Двое джентльменов прошли за Юркиной спиной. Один покосился неодобрительно и сказал спутнику:
– Все-таки я был прав, когда предложил ввести регистрацию иномирян, особенно несовершеннолетних. Регистрация и приюты. Только так мы наведем порядок.
Юрка плюнул в воду. Ага, приюты. Облезешь.
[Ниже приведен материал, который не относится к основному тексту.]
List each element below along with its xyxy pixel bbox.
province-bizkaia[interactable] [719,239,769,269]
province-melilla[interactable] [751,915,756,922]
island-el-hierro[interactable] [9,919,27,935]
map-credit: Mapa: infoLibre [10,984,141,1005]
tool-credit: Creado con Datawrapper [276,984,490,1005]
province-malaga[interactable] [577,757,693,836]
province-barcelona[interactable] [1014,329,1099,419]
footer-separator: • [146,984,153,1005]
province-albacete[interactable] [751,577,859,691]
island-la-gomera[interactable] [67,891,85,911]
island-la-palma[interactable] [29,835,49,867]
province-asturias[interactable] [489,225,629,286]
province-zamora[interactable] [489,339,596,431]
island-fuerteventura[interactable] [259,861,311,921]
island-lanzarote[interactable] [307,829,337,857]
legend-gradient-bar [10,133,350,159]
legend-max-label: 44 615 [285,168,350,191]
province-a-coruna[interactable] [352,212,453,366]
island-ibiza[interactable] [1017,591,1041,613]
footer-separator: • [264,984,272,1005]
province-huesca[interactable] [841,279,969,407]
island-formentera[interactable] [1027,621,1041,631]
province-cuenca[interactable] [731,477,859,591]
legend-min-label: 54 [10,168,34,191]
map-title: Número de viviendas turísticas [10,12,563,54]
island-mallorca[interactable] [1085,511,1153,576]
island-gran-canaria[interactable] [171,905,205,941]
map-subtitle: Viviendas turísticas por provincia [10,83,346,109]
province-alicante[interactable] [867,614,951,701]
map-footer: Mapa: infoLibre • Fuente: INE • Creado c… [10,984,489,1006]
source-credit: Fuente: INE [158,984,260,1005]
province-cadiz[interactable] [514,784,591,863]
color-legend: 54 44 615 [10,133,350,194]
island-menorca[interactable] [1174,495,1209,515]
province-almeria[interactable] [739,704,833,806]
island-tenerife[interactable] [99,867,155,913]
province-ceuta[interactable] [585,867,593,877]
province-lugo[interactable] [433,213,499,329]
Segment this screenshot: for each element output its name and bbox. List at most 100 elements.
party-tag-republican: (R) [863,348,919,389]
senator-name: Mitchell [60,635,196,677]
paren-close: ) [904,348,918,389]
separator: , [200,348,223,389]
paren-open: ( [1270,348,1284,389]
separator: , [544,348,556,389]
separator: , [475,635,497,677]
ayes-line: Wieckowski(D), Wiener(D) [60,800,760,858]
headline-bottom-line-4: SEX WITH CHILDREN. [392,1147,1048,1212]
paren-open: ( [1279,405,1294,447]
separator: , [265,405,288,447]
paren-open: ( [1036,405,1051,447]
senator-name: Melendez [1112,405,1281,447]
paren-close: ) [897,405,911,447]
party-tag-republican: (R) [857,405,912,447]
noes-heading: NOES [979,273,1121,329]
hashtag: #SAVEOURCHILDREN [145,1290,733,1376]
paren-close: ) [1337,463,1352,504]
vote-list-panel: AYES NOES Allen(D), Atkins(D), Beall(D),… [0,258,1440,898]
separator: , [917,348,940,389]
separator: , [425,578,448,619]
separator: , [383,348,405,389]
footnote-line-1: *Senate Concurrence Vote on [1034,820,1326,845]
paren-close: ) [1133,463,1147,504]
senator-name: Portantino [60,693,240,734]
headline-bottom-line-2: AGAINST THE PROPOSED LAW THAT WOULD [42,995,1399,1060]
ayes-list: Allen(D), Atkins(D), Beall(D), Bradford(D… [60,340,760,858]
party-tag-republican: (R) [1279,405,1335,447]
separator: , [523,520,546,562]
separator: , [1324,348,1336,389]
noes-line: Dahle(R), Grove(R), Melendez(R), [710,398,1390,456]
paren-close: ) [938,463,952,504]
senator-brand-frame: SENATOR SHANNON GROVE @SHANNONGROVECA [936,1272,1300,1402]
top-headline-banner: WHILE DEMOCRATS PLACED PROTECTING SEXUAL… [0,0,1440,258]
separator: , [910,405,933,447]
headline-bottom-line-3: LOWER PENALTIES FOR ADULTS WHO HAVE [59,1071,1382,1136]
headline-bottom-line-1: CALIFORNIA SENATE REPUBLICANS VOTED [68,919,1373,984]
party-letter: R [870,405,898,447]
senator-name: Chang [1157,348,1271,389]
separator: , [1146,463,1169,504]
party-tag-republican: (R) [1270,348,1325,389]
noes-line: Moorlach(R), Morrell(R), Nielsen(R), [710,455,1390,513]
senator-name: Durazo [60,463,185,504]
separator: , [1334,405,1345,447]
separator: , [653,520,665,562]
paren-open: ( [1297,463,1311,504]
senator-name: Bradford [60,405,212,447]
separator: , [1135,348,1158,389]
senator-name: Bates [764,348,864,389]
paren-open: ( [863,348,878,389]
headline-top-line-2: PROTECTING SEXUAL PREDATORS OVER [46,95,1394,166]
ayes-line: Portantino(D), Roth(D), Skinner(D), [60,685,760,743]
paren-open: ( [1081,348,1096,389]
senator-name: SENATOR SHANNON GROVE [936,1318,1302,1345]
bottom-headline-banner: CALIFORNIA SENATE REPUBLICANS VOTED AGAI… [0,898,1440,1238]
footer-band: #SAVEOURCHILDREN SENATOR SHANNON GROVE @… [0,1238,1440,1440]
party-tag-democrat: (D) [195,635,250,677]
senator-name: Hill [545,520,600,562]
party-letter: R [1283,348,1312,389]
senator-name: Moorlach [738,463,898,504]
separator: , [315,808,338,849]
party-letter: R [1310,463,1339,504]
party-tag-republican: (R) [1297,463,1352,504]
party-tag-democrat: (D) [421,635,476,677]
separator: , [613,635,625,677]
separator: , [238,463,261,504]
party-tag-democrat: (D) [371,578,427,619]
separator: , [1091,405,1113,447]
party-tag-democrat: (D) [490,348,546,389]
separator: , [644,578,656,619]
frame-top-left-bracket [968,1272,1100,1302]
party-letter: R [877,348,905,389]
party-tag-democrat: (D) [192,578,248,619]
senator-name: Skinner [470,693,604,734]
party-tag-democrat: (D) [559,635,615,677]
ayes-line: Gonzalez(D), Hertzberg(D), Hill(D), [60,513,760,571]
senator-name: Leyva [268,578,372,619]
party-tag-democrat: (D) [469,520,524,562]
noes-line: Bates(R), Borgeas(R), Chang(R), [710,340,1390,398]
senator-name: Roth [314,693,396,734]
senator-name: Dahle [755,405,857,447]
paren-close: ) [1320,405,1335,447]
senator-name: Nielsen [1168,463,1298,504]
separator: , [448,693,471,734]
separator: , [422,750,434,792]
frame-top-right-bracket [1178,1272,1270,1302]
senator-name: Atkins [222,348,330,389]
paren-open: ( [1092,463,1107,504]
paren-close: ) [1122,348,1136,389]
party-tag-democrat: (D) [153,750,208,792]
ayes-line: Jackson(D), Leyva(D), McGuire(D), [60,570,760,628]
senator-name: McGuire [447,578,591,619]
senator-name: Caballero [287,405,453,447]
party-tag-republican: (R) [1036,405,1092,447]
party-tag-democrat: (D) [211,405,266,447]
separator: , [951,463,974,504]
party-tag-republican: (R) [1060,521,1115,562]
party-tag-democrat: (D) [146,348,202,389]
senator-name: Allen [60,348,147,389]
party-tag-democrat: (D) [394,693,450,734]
– По данным Статистического общества, переселенцы составляют…
Джентльмены ушли.
Внизу прошлепал, пыхтя и отдуваясь, пароходик, заголосил при виде пристани. Желтые волны ударили в набережную. Бросили сходни, и повалили радостные пассажиры. К ним метнулся человек в сюртуке, он махал руками и звал к нелепому фотоаппарату на треноге. Юрка смотрел сверху на пеструю толпу, завидовал и ненавидел одновременно. За их беспечность, смех. За то, что им не нужно искать в чужом городе человека, из-за которого погибла мама.
Опустив плечи и засунув руки в карманы, Юрка побрел вдоль набережной. Справа тянулась железная ограда, за ней виднелся запущенный сад. Где-то играла музыка, бухала труба. Звуки становились все глуше и вскоре затихли совсем. Сад кончился, дальше начинались деревянные амбары. Между бревенчатой стеной и ажурным забором оставалась узкая щель, и Юрка свернул туда. Под ногами шуршали листья, слежавшиеся за зиму. Воняло. В густой тени было зябко, и пробирало ознобом.